Reading a book while drinking coffee outside in a charming hidden garden was the most characterizing scene of July. That, and watching great classic cinema.
This July marks one year of writing lookbacks. I'm glad that I've picked up this habit, but occasionally I still get some internal resistance in writing those.
As with July last year, this month I was watching some Japanese classics. I've enjoyed Kurosawa's non-samurai movies: High and Low which sets a high bar for crime movies and Ikiru with the screenplay based on Tolstoy's Death of Ivan Ilyich.
Moving almost half a century later I've discovered the work of Takeshi Kitano: magnificent Sonatine and Hana-bi. Both are unconventional gangster movies gorgeously scored (1, 2) by Joe Hisaishi, who is also a composer for most of Miyazaki's films.

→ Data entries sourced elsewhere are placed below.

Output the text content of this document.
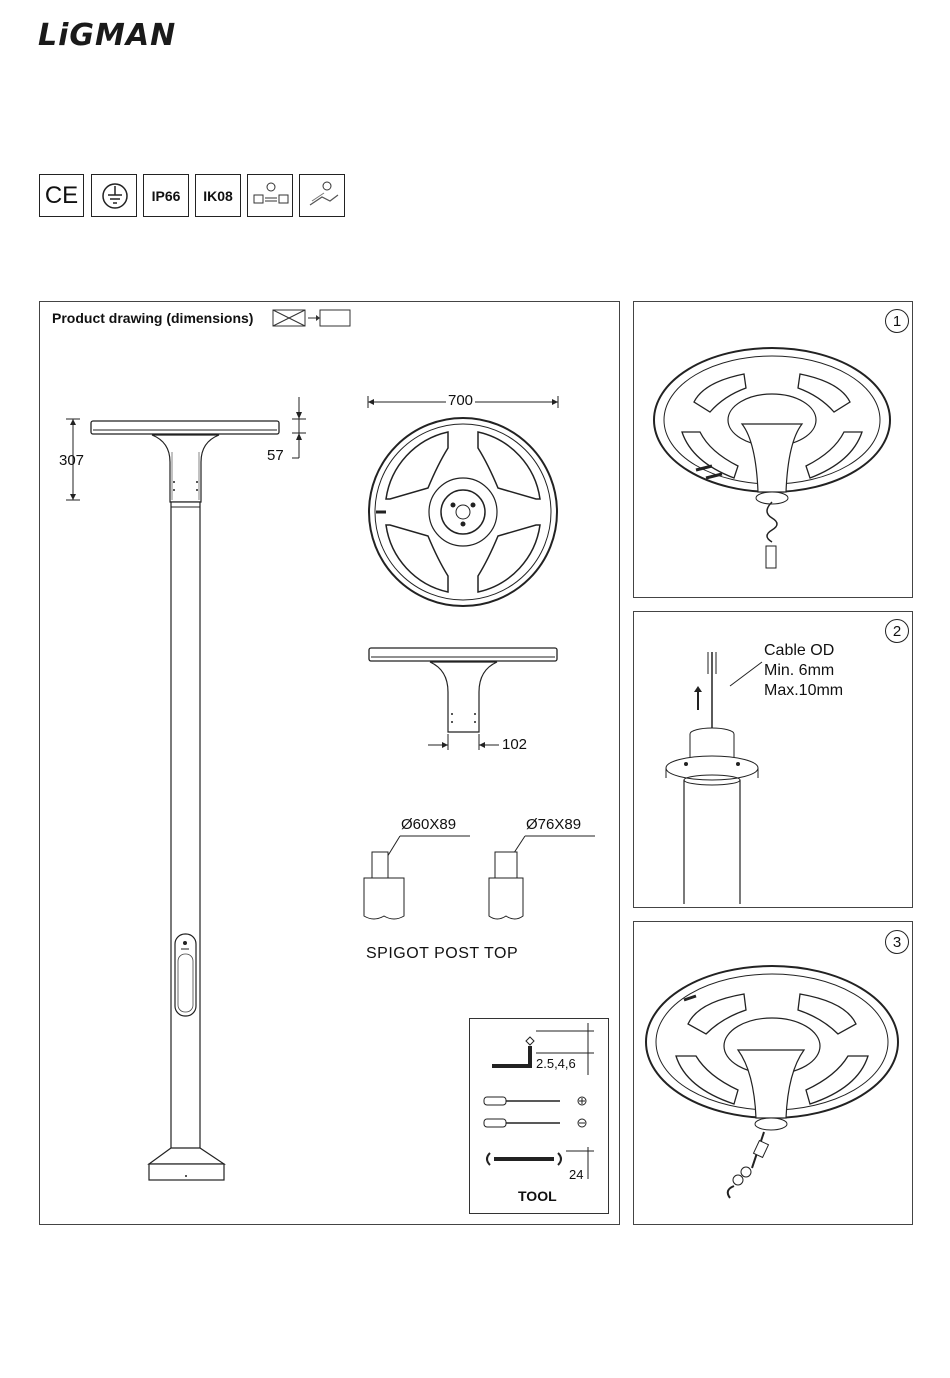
LiGMAN
CE	IP66 IK08
Product drawing (dimensions)
307	57
700
102
Ø60X89	Ø76X89
SPIGOT POST TOP
2.5,4,6
24
TOOL
1
2
Cable OD
Min. 6mm
Max.10mm
3
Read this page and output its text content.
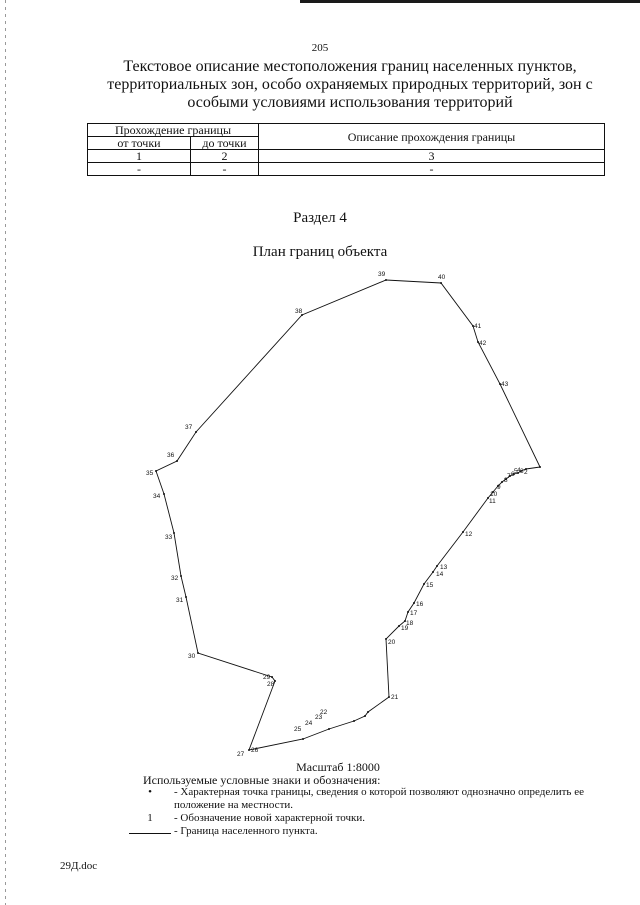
205
Текстовое описание местоположения границ населенных пунктов, территориальных зон, особо охраняемых природных территорий, зон с особыми условиями использования территорий
Прохождение границы		Описание прохождения границы
от точки	до точки	
1	2	3
-	-	-
Раздел 4
План границ объекта
39	40
38
41
42
43
37
36
35
34
33
32
31
30
29
28
27
26
25
24
23
22
21
20
19
18
17
16
15
14
13
12
11
10
9
8
7 6 5 4 3 2
Масштаб 1:8000
Используемые условные знаки и обозначения:
•	- Характерная точка границы, сведения о которой позволяют однозначно определить ее положение на местности.
1	- Обозначение новой характерной точки.
- Граница населенного пункта.
29Д.doc
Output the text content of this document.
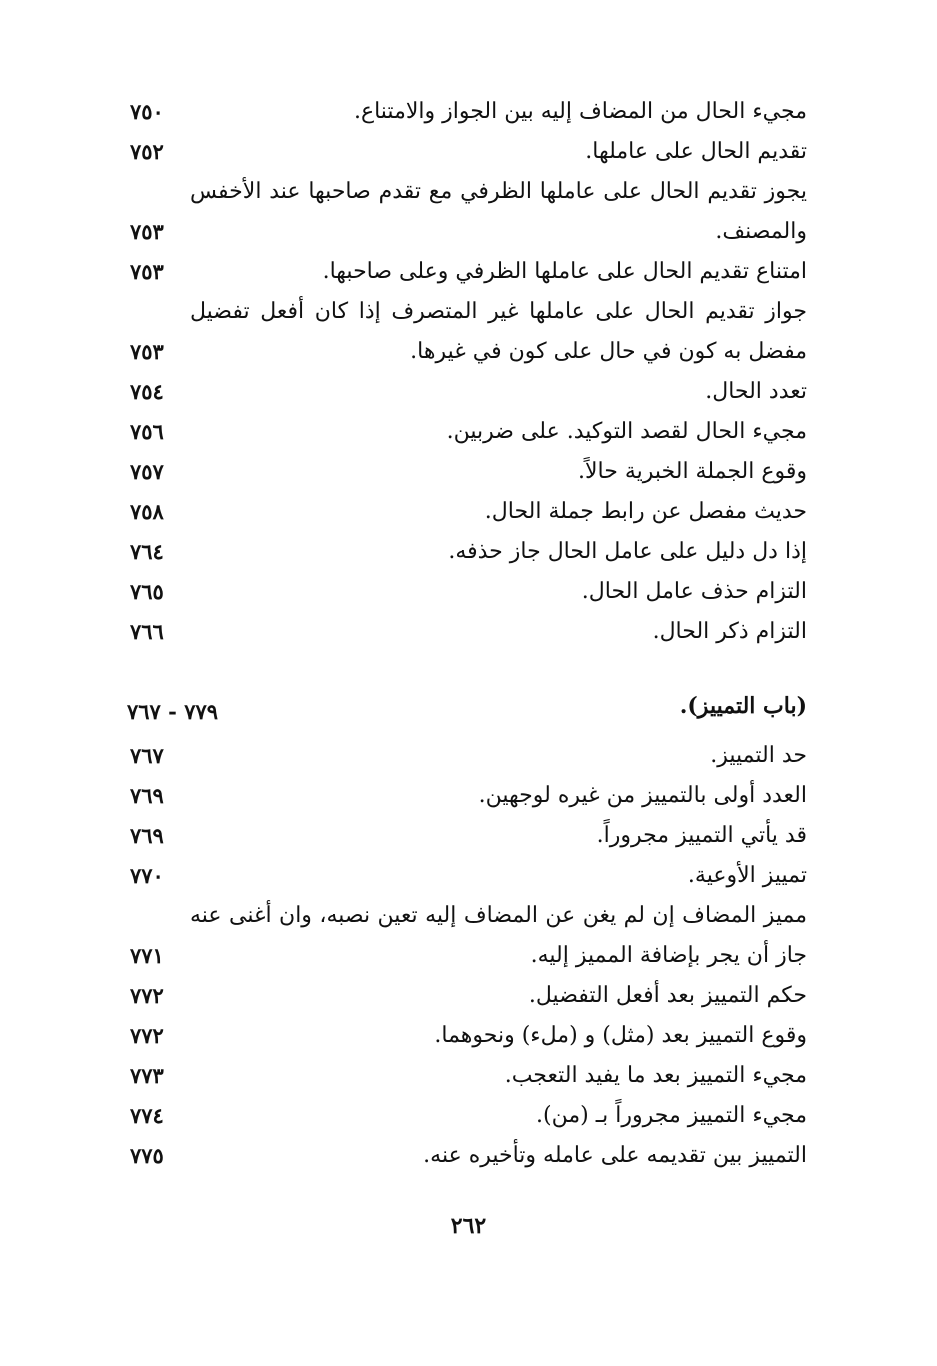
مجيء الحال من المضاف إليه بين الجواز والامتناع.
٧٥٠
تقديم الحال على عاملها.
٧٥٢
يجوز تقديم الحال على عاملها الظرفي مع تقدم صاحبها عند الأخفس
والمصنف.
٧٥٣
امتناع تقديم الحال على عاملها الظرفي وعلى صاحبها.
٧٥٣
جواز تقديم الحال على عاملها غير المتصرف إذا كان أفعل تفضيل
مفضل به كون في حال على كون في غيرها.
٧٥٣
تعدد الحال.
٧٥٤
مجيء الحال لقصد التوكيد. على ضربين.
٧٥٦
وقوع الجملة الخبرية حالاً.
٧٥٧
حديث مفصل عن رابط جملة الحال.
٧٥٨
إذا دل دليل على عامل الحال جاز حذفه.
٧٦٤
التزام حذف عامل الحال.
٧٦٥
التزام ذكر الحال.
٧٦٦
(باب التمييز).
٧٧٩ - ٧٦٧
حد التمييز.
٧٦٧
العدد أولى بالتمييز من غيره لوجهين.
٧٦٩
قد يأتي التمييز مجروراً.
٧٦٩
تمييز الأوعية.
٧٧٠
مميز المضاف إن لم يغن عن المضاف إليه تعين نصبه، وان أغنى عنه
جاز أن يجر بإضافة المميز إليه.
٧٧١
حكم التمييز بعد أفعل التفضيل.
٧٧٢
وقوع التمييز بعد (مثل) و (ملء) ونحوهما.
٧٧٢
مجيء التمييز بعد ما يفيد التعجب.
٧٧٣
مجيء التمييز مجروراً بـ (من).
٧٧٤
التمييز بين تقديمه على عامله وتأخيره عنه.
٧٧٥
٢٦٢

Kubrick's exquisitely beautiful Barry Lyndon astonished me for days through the epilogue frame:
Had fun playing arcade games with my buddy Aziz at the Blast Galaxy. The place is full of arcade machines from the 80s and 90s. Despite the variety of options, Tetris is still the most exciting game. The second best was taking turns at a cross-country truck driving game.
Picked up reading fiction again, first through Homesick for Another World – a collection of short stories by Otessa Moshfegh, then with Outline by Rachel Cusk. I've been a fan of Otessa's work, and this compilation did not disappoint. Masterful stories of dark and miserable characters that nonetheless evoke optimism and empathy. Cusk's writing is a bit more experimental, for example by avoiding direct speech for the whole book.
How to with Josh Wilson and Nathan for You filled the need for absurd deadpan humor in a form of reality TV. Recommended if you like Arrested Development.
Instead of finishing the goal of revamping this website, I got carried away with yet another project. This one is an experiment in sort of redoing Electron in a minimalistic way with a focus on macOS/iOS. App with the web view should not take 100 MB. Might publish it next month.
It is interesting to see a nascent trend in startups that challenge existing browsers. Beam and Arc add a modern note-taking layer on top of classic browsing while also experimenting with the UI. And Orion allows using Chrome and Firefox extensions on top of WebKit (the same engine that powers Safari).